Playing: Sanctioning your event with the Sprue Posse
Due to demand from some other TO's I've put together some guidelines to tournament sanctioning for our ELO tracking and list database. I thought I'd outline that here.
The below criteria are required to be sanctioned by our gaming group. What does sanctioning do for you? Well for starters I'll promote your event right here. After the event I'll put up all the results complete with any data you provide for me. I'll publish all army lists and add the winners to our growing database. I'll also input all participants into our ELO database and track them in our rankings list. High ELO scores can translate into a slot at our invitational. Any sanctioned event will be honored.
1) Swiss Pairings
Swiss pairings must be used in all sanctioned tournaments. You can use rankings to generate opposite seeds pairings if you wish, but winners must always play winners in subsequent rounds where possible. I strongly recommend using a pairing software like Swiss Perfect to achieve this.
2) Number of Participants
All sanctioned tournaments require a minimum of 8 players per event. You must hold an appropriate number of rounds based on the number of players. Tournaments with an uneven number of participants must issue byes. "Ringers" are not allowed.
8 Players = 3 Rounds
9-16 Players = 4 Rounds
17-32 Players = 5 Rounds
32-64 Players = 6 Rounds
64-128 Players = 7 Rounds
3) Round length
In addition to having enough rounds to accommodate your players, you must provide a minimum amount of time per round based on the point total. I'll honor point totals between 1500 and 2000 so long as they have the minimum amount of time per round outlined here:
1500 points - 90 Minutes
1750 points - 105 Minutes
1850 points - 120 Minutes
2000 points - 135 Minutes
4) W/L/D or W/L - No Battle Points
I recommend w/l/d but if you wish you use game tiebreakers like secondary objectives or victory points we'll honor that. No battle points that carry over from round to round. I've explained why I don't like them here.

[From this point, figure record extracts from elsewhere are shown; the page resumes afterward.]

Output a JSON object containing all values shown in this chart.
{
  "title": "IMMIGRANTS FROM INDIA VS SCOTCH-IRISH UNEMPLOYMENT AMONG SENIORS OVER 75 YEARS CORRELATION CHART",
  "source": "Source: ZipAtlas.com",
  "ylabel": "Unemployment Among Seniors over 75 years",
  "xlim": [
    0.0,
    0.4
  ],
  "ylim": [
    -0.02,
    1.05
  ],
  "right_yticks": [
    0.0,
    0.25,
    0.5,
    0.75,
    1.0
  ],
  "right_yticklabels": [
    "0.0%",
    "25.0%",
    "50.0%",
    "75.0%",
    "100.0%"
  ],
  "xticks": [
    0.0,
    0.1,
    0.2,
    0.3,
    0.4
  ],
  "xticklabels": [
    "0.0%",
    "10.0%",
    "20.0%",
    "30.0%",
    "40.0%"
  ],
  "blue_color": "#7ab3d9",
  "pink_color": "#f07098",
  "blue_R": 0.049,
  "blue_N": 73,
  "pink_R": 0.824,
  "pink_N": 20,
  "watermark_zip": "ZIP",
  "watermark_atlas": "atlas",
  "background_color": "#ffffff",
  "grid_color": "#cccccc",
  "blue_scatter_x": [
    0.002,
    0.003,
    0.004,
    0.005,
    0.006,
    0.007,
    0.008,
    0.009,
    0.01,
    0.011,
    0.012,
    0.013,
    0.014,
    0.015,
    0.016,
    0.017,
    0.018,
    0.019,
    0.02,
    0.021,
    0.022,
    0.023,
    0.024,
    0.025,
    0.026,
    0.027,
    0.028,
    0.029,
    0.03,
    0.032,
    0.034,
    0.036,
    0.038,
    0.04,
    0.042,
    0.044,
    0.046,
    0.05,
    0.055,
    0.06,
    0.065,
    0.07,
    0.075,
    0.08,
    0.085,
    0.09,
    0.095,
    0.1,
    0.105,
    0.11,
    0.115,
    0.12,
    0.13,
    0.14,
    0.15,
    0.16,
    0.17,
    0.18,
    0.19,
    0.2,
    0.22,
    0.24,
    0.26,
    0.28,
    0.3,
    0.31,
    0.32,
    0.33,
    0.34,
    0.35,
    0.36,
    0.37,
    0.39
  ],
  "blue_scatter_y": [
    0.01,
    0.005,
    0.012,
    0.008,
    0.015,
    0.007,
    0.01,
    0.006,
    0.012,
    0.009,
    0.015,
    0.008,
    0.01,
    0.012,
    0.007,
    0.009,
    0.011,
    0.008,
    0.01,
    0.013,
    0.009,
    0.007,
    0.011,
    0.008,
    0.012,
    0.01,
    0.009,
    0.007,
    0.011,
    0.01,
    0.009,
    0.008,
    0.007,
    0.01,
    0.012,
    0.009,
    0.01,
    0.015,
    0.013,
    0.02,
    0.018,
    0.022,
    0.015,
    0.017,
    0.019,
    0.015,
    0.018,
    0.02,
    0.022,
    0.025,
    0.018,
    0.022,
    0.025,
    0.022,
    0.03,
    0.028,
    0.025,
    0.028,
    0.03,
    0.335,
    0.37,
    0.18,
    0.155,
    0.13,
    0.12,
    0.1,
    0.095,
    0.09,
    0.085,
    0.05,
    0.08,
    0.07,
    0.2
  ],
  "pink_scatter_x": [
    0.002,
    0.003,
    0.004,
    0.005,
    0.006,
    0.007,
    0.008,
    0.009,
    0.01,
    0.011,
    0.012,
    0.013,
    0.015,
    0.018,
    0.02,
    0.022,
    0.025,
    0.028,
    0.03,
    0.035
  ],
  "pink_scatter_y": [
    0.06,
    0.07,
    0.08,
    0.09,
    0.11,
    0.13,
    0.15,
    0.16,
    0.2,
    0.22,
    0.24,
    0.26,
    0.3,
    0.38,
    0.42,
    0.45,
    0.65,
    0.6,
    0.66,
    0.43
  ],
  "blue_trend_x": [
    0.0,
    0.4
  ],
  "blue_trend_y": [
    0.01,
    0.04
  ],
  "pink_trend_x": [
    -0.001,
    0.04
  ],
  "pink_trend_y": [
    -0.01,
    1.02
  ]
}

5) No soft scores applied to generalship scores or pairing
You're welcome to use painting, sportsmanship or comp but it can't have any impact on generalship scores or player pairings. We are only interested in generalship results for the purposes of the data collection.
6) Approved Missions
The easiest way to get approval is to simply use book missions and deployments. That's what we use and what I'll strongly recommend for other TO's. I'll consider custom missions if we deem them balanced and in the spirit of 5th edition deployments and missions so long as you can vouch for their fairness and so long as they are play-tested. This means that even in a custom mission environment I expect to see dawn of war deployments, kill point missions, capture and control and the like. Tournaments featuring "wacky*" missions won't be sanctioned.

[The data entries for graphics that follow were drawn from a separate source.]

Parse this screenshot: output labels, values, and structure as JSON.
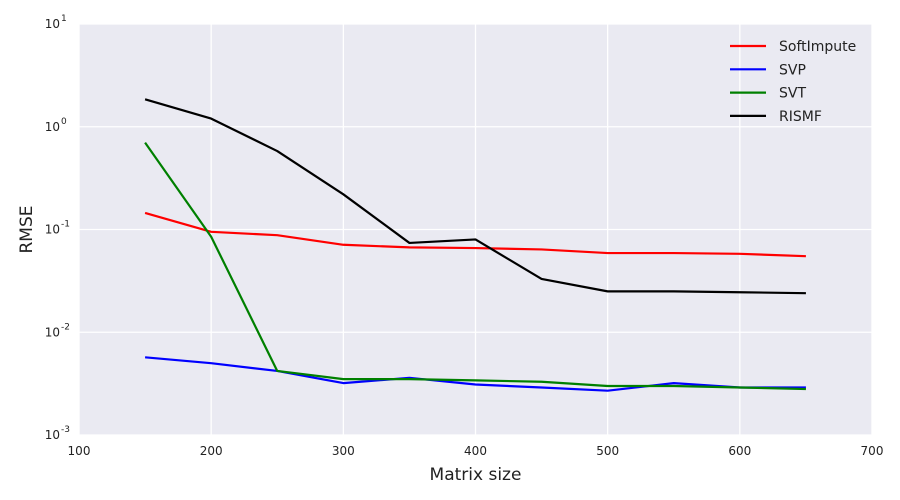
{
  "chart_data": {
    "type": "line",
    "xlabel": "Matrix size",
    "ylabel": "RMSE",
    "xlim": [
      100,
      700
    ],
    "ylim": [
      0.001,
      10
    ],
    "yscale": "log",
    "grid": true,
    "legend_position": "top-right",
    "x_ticks": [
      "100",
      "200",
      "300",
      "400",
      "500",
      "600",
      "700"
    ],
    "y_ticks": [
      {
        "value": 0.001,
        "base": "10",
        "exp": "-3"
      },
      {
        "value": 0.01,
        "base": "10",
        "exp": "-2"
      },
      {
        "value": 0.1,
        "base": "10",
        "exp": "-1"
      },
      {
        "value": 1,
        "base": "10",
        "exp": "0"
      },
      {
        "value": 10,
        "base": "10",
        "exp": "1"
      }
    ],
    "x": [
      150,
      200,
      250,
      300,
      350,
      400,
      450,
      500,
      550,
      600,
      650
    ],
    "series": [
      {
        "name": "SoftImpute",
        "color": "#ff0000",
        "values": [
          0.145,
          0.095,
          0.088,
          0.071,
          0.067,
          0.066,
          0.064,
          0.059,
          0.059,
          0.058,
          0.055
        ]
      },
      {
        "name": "SVP",
        "color": "#0000ff",
        "values": [
          0.0057,
          0.005,
          0.0042,
          0.0032,
          0.0036,
          0.0031,
          0.0029,
          0.0027,
          0.0032,
          0.0029,
          0.0029
        ]
      },
      {
        "name": "SVT",
        "color": "#008000",
        "values": [
          0.7,
          0.085,
          0.0042,
          0.0035,
          0.0035,
          0.0034,
          0.0033,
          0.003,
          0.003,
          0.0029,
          0.0028
        ]
      },
      {
        "name": "RISMF",
        "color": "#000000",
        "values": [
          1.85,
          1.2,
          0.58,
          0.22,
          0.074,
          0.08,
          0.033,
          0.025,
          0.025,
          0.0245,
          0.024
        ]
      }
    ]
  }
}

* I reserve the complete right to define any mission not in the 5th edition rulebook as "wacky." But this does not mean that all custom missions will fit that description.
7) Approved TO's.
Someone in our group, or friends of our group needs to vouch for you and your event. No fake event reporting with fake results. Also, pictures or it probably didn't happen!
If you are interested in sanctioning please let me know about your event prior to running it and then send me the results following that. Full results will allow me to plug your players into our ELO database. Full army lists will get posted on this blog and top entries will be added to our list "hall of fame" which serves as a great data point for our readers.

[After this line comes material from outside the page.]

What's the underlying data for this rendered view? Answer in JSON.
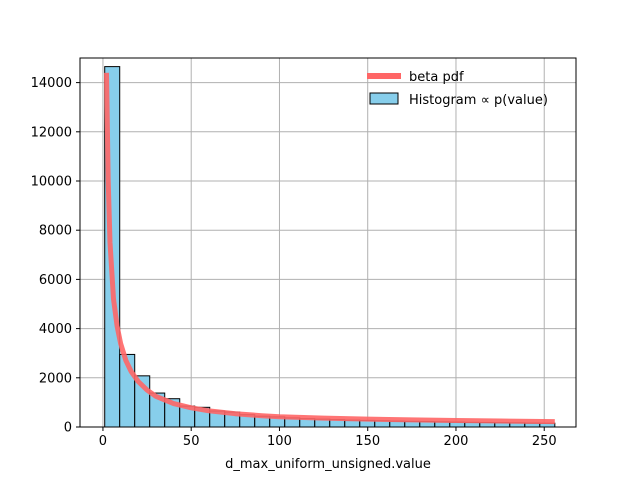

Note that just because we don't sanction an event doesn't mean I don't support it or think it's unworthy of people's time. There are plenty of fantastic competitive events out there that use different formats aside from our own. There are also plenty of great events out there that use soft scores. Events that don't qualify for sanctioning do not imply a lack of endorsement or approval, sanctioning is for the sole purpose of ELO tracking and growing our list database. Any endorsement beyond that varies by each individual event.
We've spoken before about what K value your using. I'm using 20 to get my players' scores spread apart. I did do a little digging and found out that FIDE uses a K factor that depends on how many completed evens and the rating. For new players (under 30 games) the K factor is 25. I believe this is there to speed up their rating from the base to where they might belong. From there it drops to 15 until they reach a high enough score. After that it is permanently 10.
All the other requirements you list above are only required to meet your sanctioning standards.
For the 2010 season I use a k value of 10. In hindsight this was a mistake for reasons you cited: people's scores didn't move enough. For the 2011 season RTT's we sanction will have a k value of 20. You can see the results already from that with the SLO RTT I just posted, scores are much more spread out. For our Grand Prix this weekend, being an even larger event the k value will be 40. For hypothetical mega-GT events it will be even higher.
Magic: The Gathering and the DCI apply K value based on the size and scope of their events. Small store tourneys are weighted much lighter than qualifiers or the Pro Tour. I plan on following that model.